In 2007, Davis led the Cardinals to a 7-5 record and an appearance at the International Bowl against Rutgers. Most Cardinals fans erased that game from their memory as Ray Rice took a bazooka to the Ball State defense for 280 yards and four touchdowns. The 2007 season is also the year Ball State narrowly loss to Nebraska 41-40 in part to wide receiver Dante Love dropping a game-winning touchdown pass.

With the history lesson out of the way time to look at the numbers.

We can assume that Nate Davis is better but you know what happens when you assume.

  • Wenning in 2011: 2,786 yards, 287 completions, 449 attempts, 63.9 percent completion rate, 19 Touchdown, 11 interceptions
  • Davis in 2007: 3,667 yards, 270 completions, 479 attempts, 56.4 percent completion rate, 30 Touchdowns, 6 interceptions

First observation has to be the yards Davis threw. Almost 900 more yards on 17 less completions. Davis was throwing downfield significantly more than Wenning. That is the difference between Dante Love and Briggs Orsbon as the No. 1 wide receiver.

It is not a dig at Orsbon as Love is arguably the most explosive player in Ball State history. He was healthy for the entire season. Once Love was lost for the year in 2008, Davis was more conservative in his throws. That is why Davis threw for less yards his junior year.

The 30-19 edge in touchdowns also can be attributed to a more aggressive passing offense with Love on the field.

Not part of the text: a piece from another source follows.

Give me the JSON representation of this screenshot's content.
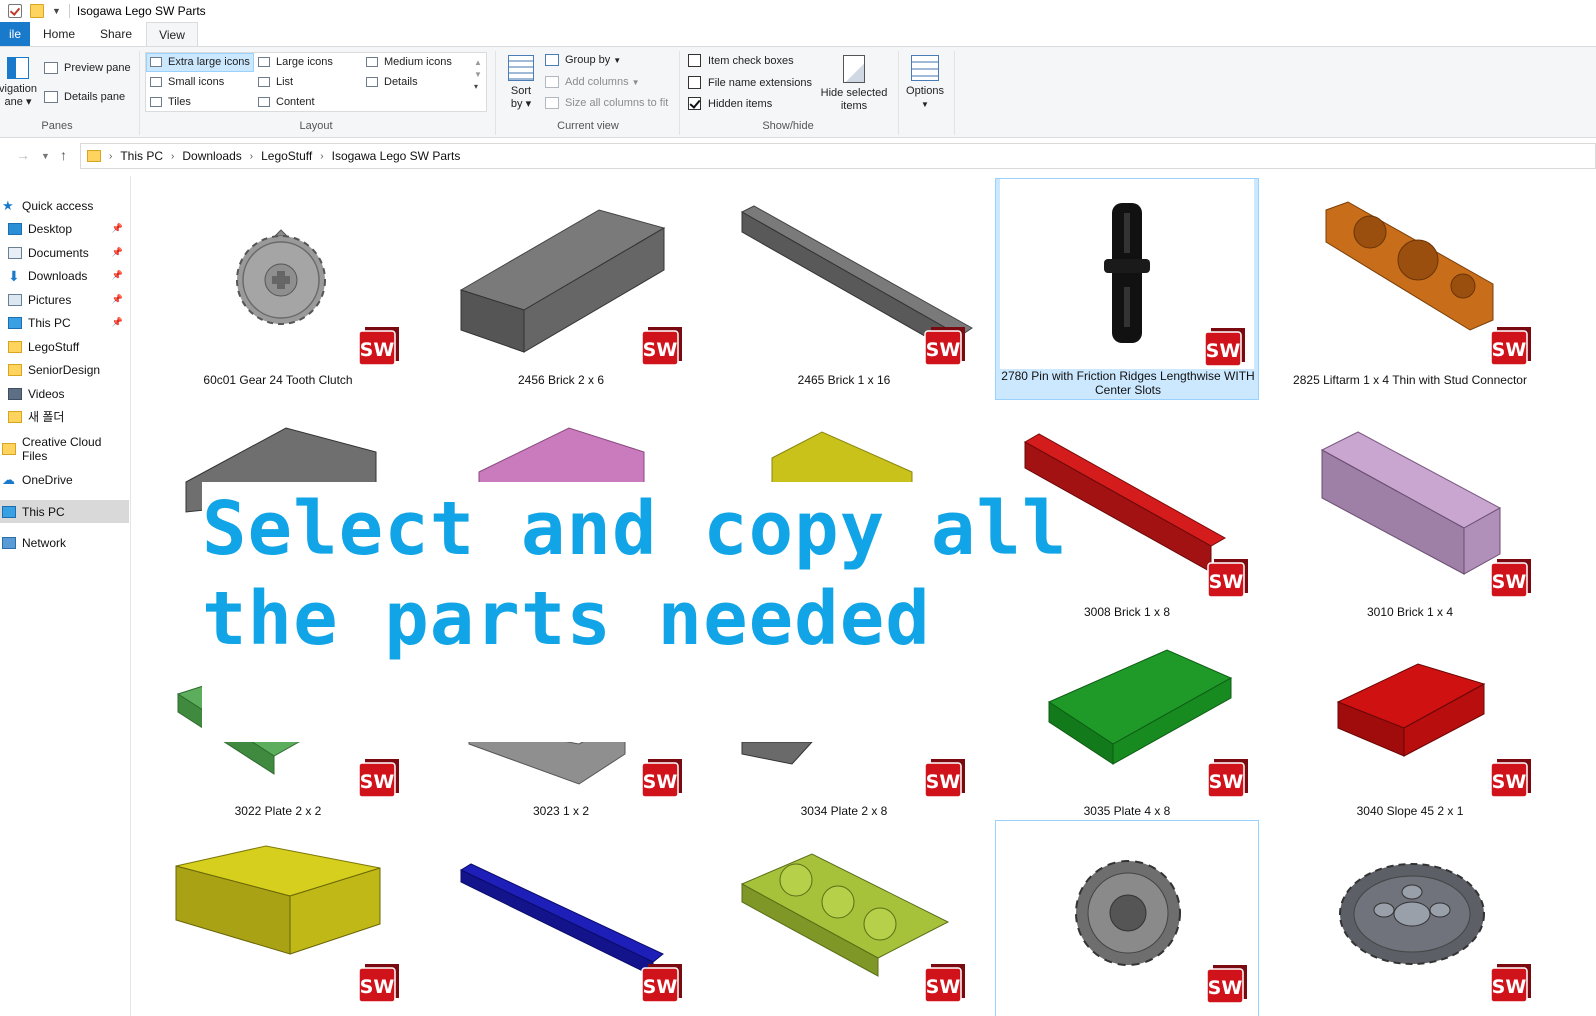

Wenning did not have a deep threat at wide receiver like Davis had in 2007. The Cardinals could not stretch the field playing into the hands of opposing defenses.

Ball State also had some running back by the name of MiQuale Lewis in 2007 bringing balance to the offense. You may have heard of his name a time or two.

Davis had a superior supporting cast and his numbers demonstrate that. Yet Wenning did an amazing job in achieving a higher completion percentage.

Just imagine what it would have looked like if Dante Love was catching passes from Wenning. With a deep threat Wenning’s numbers will increase.

The concern for Wenning is the interception numbers. He averaged almost a pick a game. Yikes! Playing Oklahoma inflated that stat a bit, but the turnovers have to come down next year for Ball State to improve.

Looking back it is truly amazing how Davis was able to throw 30 touchdown passes and only six interceptions in a season. How did he not succeed in the NFL again?

Bottom line, if a deep threat emerges at wide receiver to help out Wenning the next two seasons he can only progress (Willie Snead? Jack Tomlinson? Jamill Smith? Reggie Wayne? Wait… what?).

I honestly thought Eddins was a bit crazy for thinking Wenning would be better than Davis after a loss to an FCS school at home. He played with both of them so he knows more than the rest of us.

After the 2011 season though his prediction is still plausible. Wenning needs help from his teammates if he is going to do it, but two years from now we could view Wenning as the best quarterback in Ball State history.